1

Let's say that I have a pandas DataFrame:

import pandas as pd

df = pd.DataFrame({'id': [0, 2, 1], 'name': ['Sheldon', 'Howards', 'Leonard'], 'points': [10, 5, 20]})

I wanted to search for a row with the values {'id': 2, 'name': 'Howards', 'points': 5}inside this DataFrame. How can I search it to receive the index from it, if it exists?

Here comes my problem. I have a method that receives a dict with unknown keys and a DataFrame with unknown columns too. I need to search inside this DataFrame to discover if I have the searched row inside than...

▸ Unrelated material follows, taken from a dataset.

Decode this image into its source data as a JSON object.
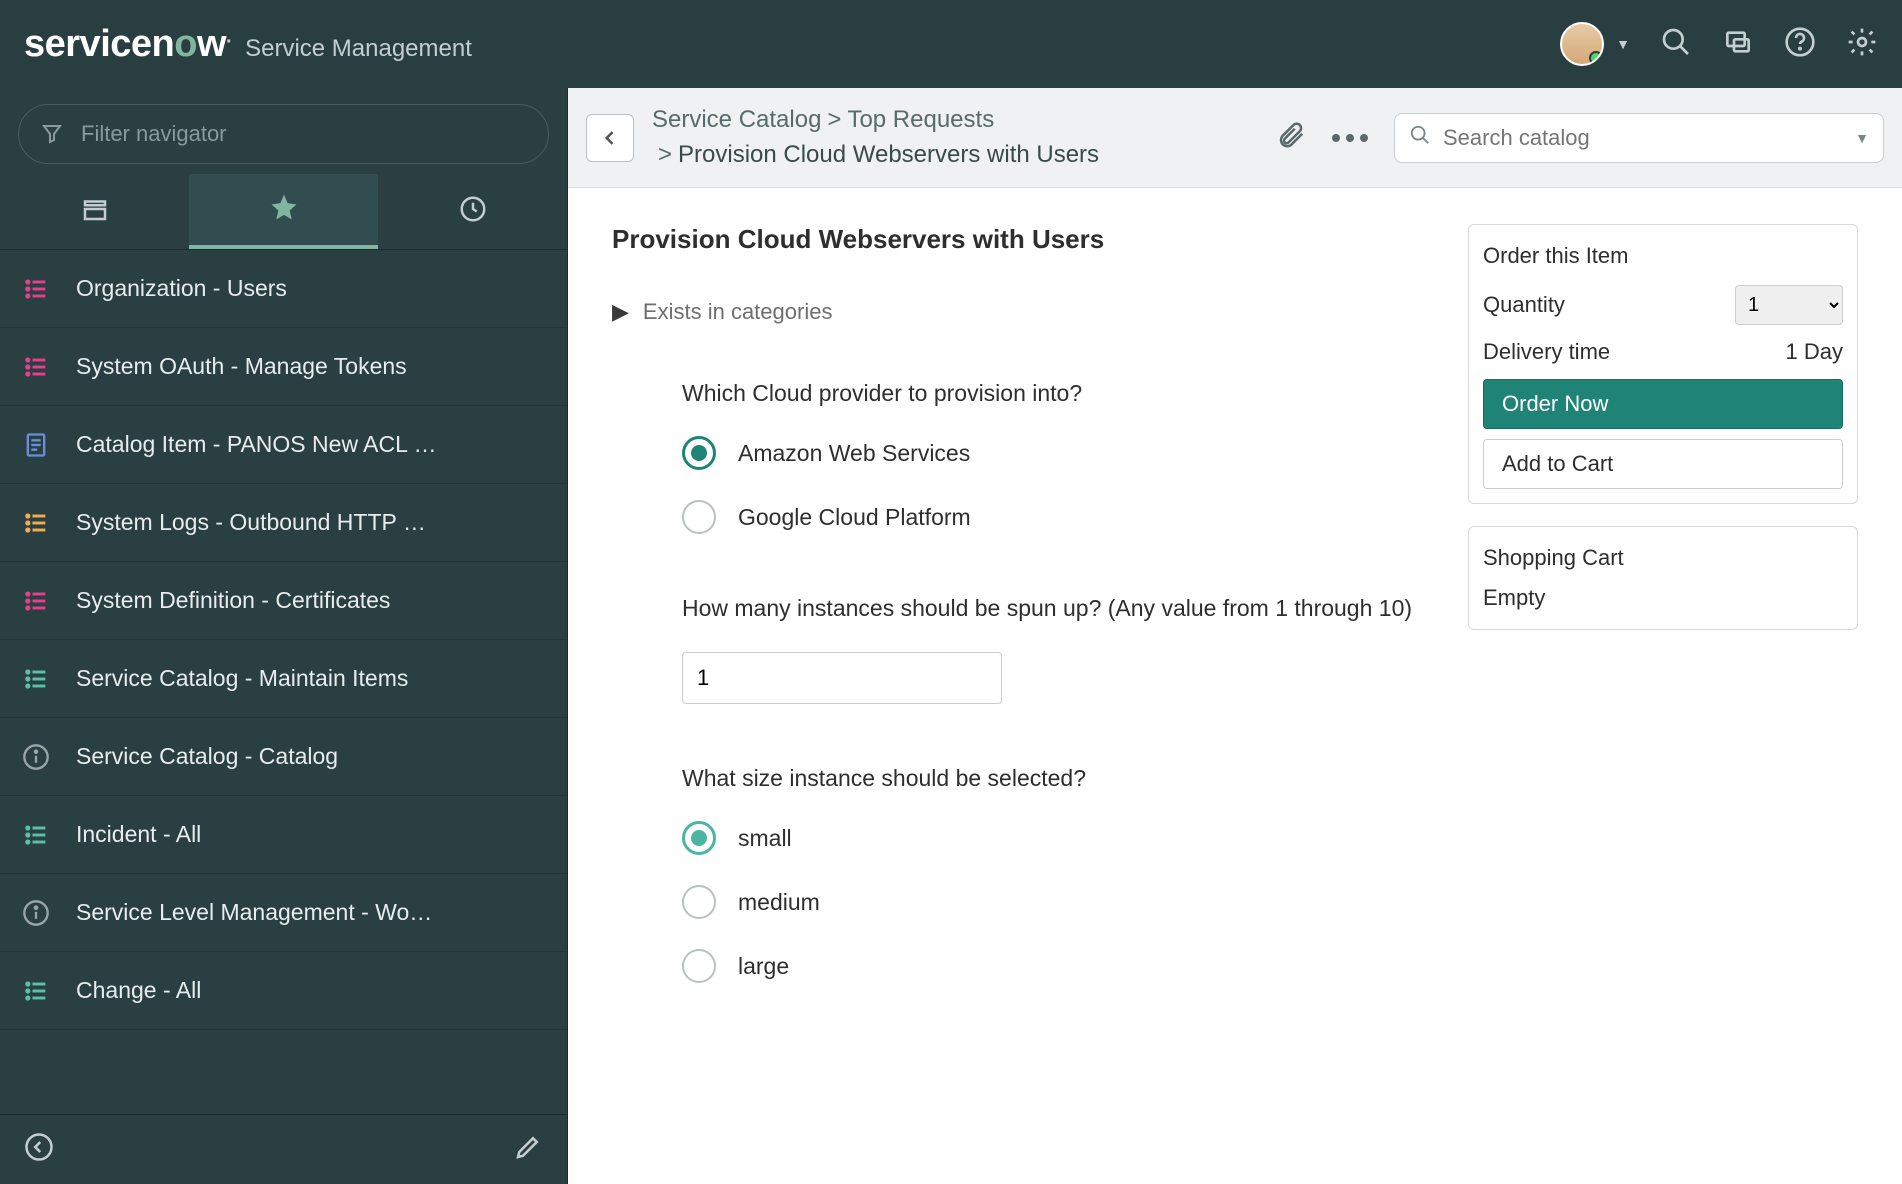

I found this answer that says about a method named iterrows. Is this the best way to find the row? Code:

import pandas as pd

df = pd.DataFrame({'c1': [10, 11, 12], 'c2': [100, 110, 120]})
df = df.reset_index()

search = {'c1': 12, 'c2': 120}
index = -1
for idx, row in df.iterrows():
    if row == search:
        index = idx

If not, what is the best way?

DazzRick
  • 85
  • 7

2 Answers2

1

With a dataframe you can select/filter the data according to your needs. You can include all the conditions, or just some of them. The resulting dataframe will contains all the rows matching the conditions. This is more effective than using loops.

import pandas as pd
df = pd.DataFrame({'id': [0, 2, 1], 'name': ['Sheldon', 'Howards', 'Leonard'], 'points': [10, 5, 20]})
row = df[(df['id']==2) & (df['name']=='Howards') & (df['points']==5) ]
print(row)
print("index=", row.index[0])
print("id=", row.iloc[0].id)

result is:

   id     name  points
1   2  Howards       5

index= 1
id= 2
Malo
  • 1,233
  • 1
  • 8
  • 25
  • Ok, and how I do it dinamically in the code? – DazzRick Aug 08 '23 at 20:41
  • What do you mean ? replace what you search by variables/input in the code you have. you could have a text input or gui or anything. – Malo Aug 08 '23 at 20:43
  • If I don't know the keys and values from the search, if I use this on a method that receive unknow dicts and DataFrames. Because I'll use this for search inside a class with multiples dataframes, so the DataFrame will depend from the DataFrame that I needed when I called the method – DazzRick Aug 08 '23 at 20:47
1

With np.logical_and on filter clauses:

df.index[np.logical_and(*[df[k].eq(v) for k, v in search_d.items()])]

Index([1], dtype='int64')
RomanPerekhrest
  • 88,541
  • 4
  • 65
  • 105